Topological crystals and soliton lattices in a Gross-Neveu model with Hilbert-space fragmentation

TL;DR

This paper investigates the phase diagram of the Gross-Neveu-Wilson model at finite density, revealing inhomogeneous phases like topological crystals and soliton lattices through matrix product state simulations.

Contribution

It uncovers novel inhomogeneous ground states, including topological crystals and chiral spirals, in a lattice field theory model using non-perturbative numerical methods.

Findings

Identification of topological crystal phases with localized charges at defects.

Observation of a transition to a parity-broken phase with modulated pseudoscalar condensate.

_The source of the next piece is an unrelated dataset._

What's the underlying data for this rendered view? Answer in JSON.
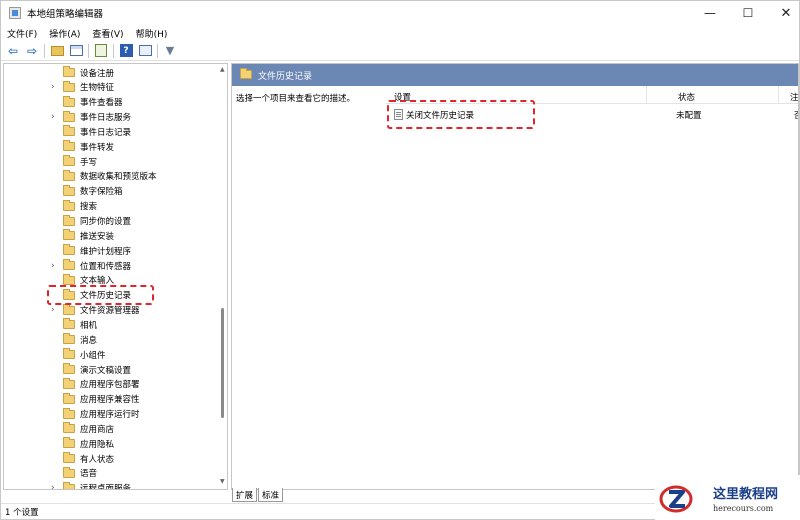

Evidence of chiral spirals characterized by a wavevector proportional to density.

Abstract

We explore the finite-density phase diagram of the single-flavour Gross-Neveu-Wilson (GNW) model using matrix product state (MPS) simulations. At zero temperature and along the symmetry line of the phase diagram, we find a sequence of inhomogeneous ground states that arise through a real-space version of the mechanism of Hilbert-space fragmentation. For weak interactions, doping the symmetry-protected topological (SPT) phase of the GNW model leads to localized charges or holes at periodic arrangements of immobile topological defects separating the fragmented subchains: a topological crystal. Increasing the interactions, we observe a transition into a parity-broken phase with a pseudoscalar condensate displaying a modulated periodic pattern. This soliton lattice is a sequence of topological charges corresponding to anti-kinks, which also bind the doped fermions at their respective centers. Out of this symmetry line, we show that quasi-spiral profiles appear with a characteristic wavevector set by the density $k = 2{\pi}{\rho}$, providing non-perturbative evidence for chiral spirals beyond the large-N limit. These results demonstrate that various exotic inhomogeneous phases can arise in lattice field theories, and motivate the use of quantum simulators to confirm such QCD-inspired phenomena in future experiments.